Here’s a look at the breakdown of how more than 500 US and Canadian respondents indicate that they will find their next position:
- 50 percent - networking
- 22 percent - job boards
- 19 percent - agency/recruiter
- 8 percent - direct approach
- 1 percent - newspaper/periodical
While Monika Morrow, senior vice president, career management, Right Management, points out that job searches now often begin behind the glow of a laptop or PC, she highlights that successful job seeking still relies on shaking hands, exchanging business cards and creating a true personal connection.
“It turns out that face-to-face contact is how more than half of our candidates find new employment based on firm data for the past five years,” Morrow says.
But how do you establish that face-to-face contact? Here are four key points to remember as you try to put networking to work in your quest for a more rewarding position.
1) Be Confident
Finding a job is about who you know - - so how do you expand that address book? As you look for opportunities to make new connections, “shy” should not be in your vocabulary. Thinking of reaching out to that old colleague you haven’t spoken with in five years? Do it. While the initial request to connect over coffee or cocktails may feel a bit awkward, chances are that he or she has been in your shoes, too.
2) Be Persistent (But Not Annoying)
Feeling down because no one is getting back to you? Don’t automatically write these off as lost opportunities. Whoever you’re trying to reach has a long list of priorities, and helping you get a job probably isn’t at the top.

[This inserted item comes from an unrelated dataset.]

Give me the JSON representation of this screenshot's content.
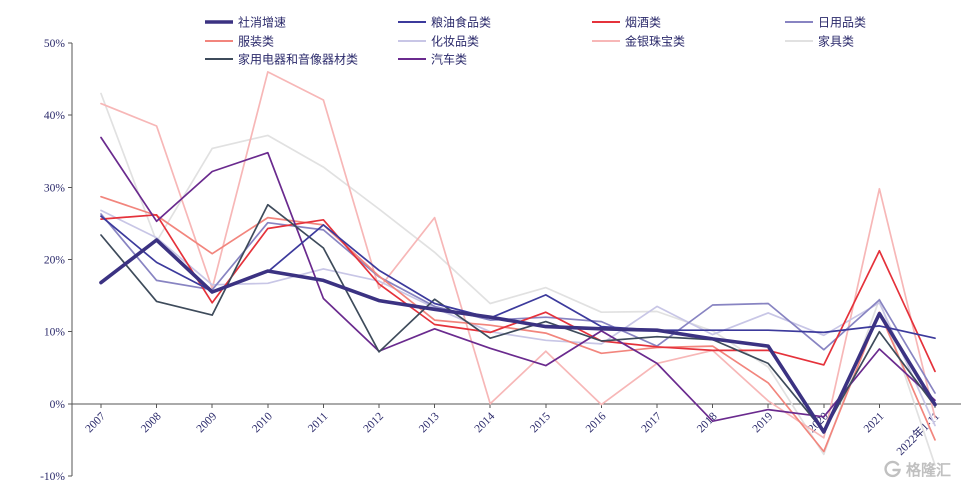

Follow up with another email or a live phone call after another week passes. Check in occasionally to see how your contacts are doing. Offer a brief update on your job search and ask if there is an opportunity to connect in-person.
3) Be Relationship-Focused
If you’re really desperate for a new job, it can be tempting to focus on what you have done, what you want and how you can benefit an organization. When you’re networking, put that mindset in the rearview. You should be aiming to make new friends, start compelling conversations and ultimately, build relationships that will last well beyond your job search.
4) Be A Member
If you needed any support for the value of joining a professional association, these survey results should do it. From participating at the local chapter level to attending big national face-to-face meetings to browsing the organization’s member directory, being part of a collective is one of the easiest ways to create casual connections. Sure, your membership might cost a few hundred dollars, but if that fee lands you a new job, you’ve more than covered your investment.